The Company's financial position remains very strong. The Company continues to carry no long-term debt and expects to meet its growth requirements principally through cash flow from operations.
Year 2000 Systems Update
In 1995, the Company embarked upon a global Year 2000 Project. The project scope included hardware, software and embedded chip technology. A formal Project Office was established with complete executive sponsorship and funding in February 1997. This initiated a global business system strategy that included a wide-scale Oracle implementation of business and financial systems, plus major enhancements to branch automation systems. Included in these initiatives is the remediation of Year 2000 noncompliant systems.

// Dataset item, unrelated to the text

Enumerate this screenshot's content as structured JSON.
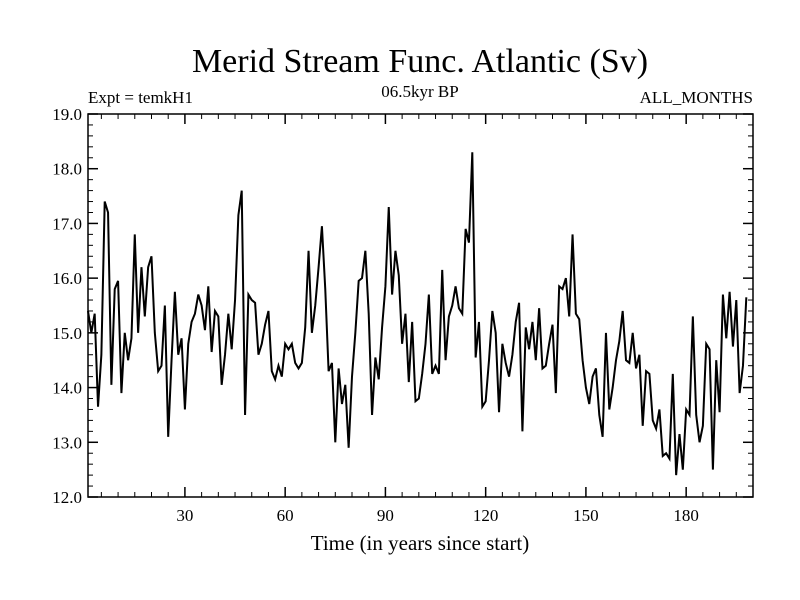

The Company's ability to deliver services and products to its customers on a timely basis has not been impacted by any problems arising as a result of the Year 2000 issues. To date, the Company experienced no failures of any mission critical applications, nor were there any reports of any significant interruptions to the Company's business operations as a result of the failure of its own computer systems or those of a third party.
Year 2000 Costs
Total cost of the Year 2000 remediation project was $20.6 million, slightly below our original estimate of $21 million. The total amount incurred for 1999 approximated $11 million. Related expenses for 1998 were $8 million, and $1 million was expended in 1997.
The total cost of the Year 2000 project is expected to be at least somewhat offset by the benefits to be realized by the Company. These include: enhanced functionality at the branch level; a worldwide inventory of information technology and systems; a high-level documentation of business processes used by strategic business units; rationalization and standardization of diverse information systems; upgrades and standardization of desktop computing; upgrade of wide area network to remote business units; improved software quality assurance; and clean-up and documentation of older program code.
Market Risk-Sensitive Instruments and Positions
The market risk inherent in the Company's market risk-sensitive instruments and positions is the potential loss arising from adverse changes in foreign currency exchange rates and interest rates. Foreign currency exchange risk is mitigated by the usage of the Company's multi-currency line of credit. This credit facility can be used to borrow in the local currencies that can mitigate the exchange rate risk resulting from foreign currency-denominated assets fluctuating in relation to the U.S. dollar.
The Company's holdings and positions in market risk- sensitive instruments do not subject the Company to material risk exposures.
Adoption of the Euro
A segment of the global business system implementation is devoted to changes necessary to deal with the introduction of a European single currency (the Euro). The transition period for implementation is January 1, 1999 through January 1, 2002.
The Company does not expect that introduction and use of the Euro will result in any material increase in costs.
Except for the historical statements and discussions contained herein, statements contained in this report relate to future events that are subject to risks and uncertainties, such as: competition, changing market and economic conditions, currency fluctuations, changes in laws and regulations, the Company's ability to effectively implement and manage its information technology programs and other factors discussed in the report and in the Company's filings with the Securities and Exchange Commission. Actual results may differ materially from any projections contained herein.